Deanna tilted her head and kept staring. It's possible that I stopped eating cookies at this point. It's hard to say.
"You know," she began slowly, "it's hard to be young and have a lot of responsibilities at work."
"Uh huh," I said. This was somewhat flattering and I was already starting to cheer up. God, I'm such a sucker.
"But," she continued, just as slowly, "you get to a point."
"What kind of a point?"
"You get to a point where it doesn't matter what other people say and what other people think of you, because you know what you can do, and you're confident in your skill."
"When did you get there?" I said, pressing insufferably even though I could feel us veering into Wonder Years territory.
Deanna smiled in a manner most motherly. "I think I was in my 30s," she said.
That seemed like a very long wait.
She started walking off. "If you want to talk about it more, come by my desk," she added. She stopped to hug me, then left me alone with the cookies and the godforsaken coffee, which was burning in its gurgly machine.
I have thought about that conversation a lot since then. Reading Chuck Klosterman's IV added to the discourse inside my head. There's a kind of arrogance you possess when you're young and bright.
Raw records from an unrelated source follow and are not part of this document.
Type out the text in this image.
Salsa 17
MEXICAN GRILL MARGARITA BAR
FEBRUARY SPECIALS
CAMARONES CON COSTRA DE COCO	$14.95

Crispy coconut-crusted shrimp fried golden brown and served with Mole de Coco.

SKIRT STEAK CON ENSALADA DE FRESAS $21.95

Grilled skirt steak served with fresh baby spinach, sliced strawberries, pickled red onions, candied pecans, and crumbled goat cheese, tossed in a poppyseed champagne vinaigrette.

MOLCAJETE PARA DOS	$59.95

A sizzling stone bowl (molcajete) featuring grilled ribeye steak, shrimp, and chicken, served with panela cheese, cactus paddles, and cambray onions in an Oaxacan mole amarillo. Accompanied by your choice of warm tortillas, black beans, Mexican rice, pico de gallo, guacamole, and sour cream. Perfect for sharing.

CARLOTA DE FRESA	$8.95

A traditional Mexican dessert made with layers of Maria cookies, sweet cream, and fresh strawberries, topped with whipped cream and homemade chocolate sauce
The arrogance isn't quite made up of confidence; it's made more of a desperate desire to prove to everybody you meet that you're somebody.
It's another telltale sign that you haven't yet become confident in your skill.
How do you break out of that? How do you get confident in your hands and your head? How do you stop sucking on every word the critics and the flatterers say?
Do you have to wait for it, like puberty?
1 comment:
"Do you have to wait for it, like puberty?"
No, it's more like maturity some of us never get there, some of us never get that confidence, some of us never top sucking on every word the critics and flatterers say, despite undergoing the moral equivalent of puberty. It's our dirty little secret. But then that's what acting's for, isn't it?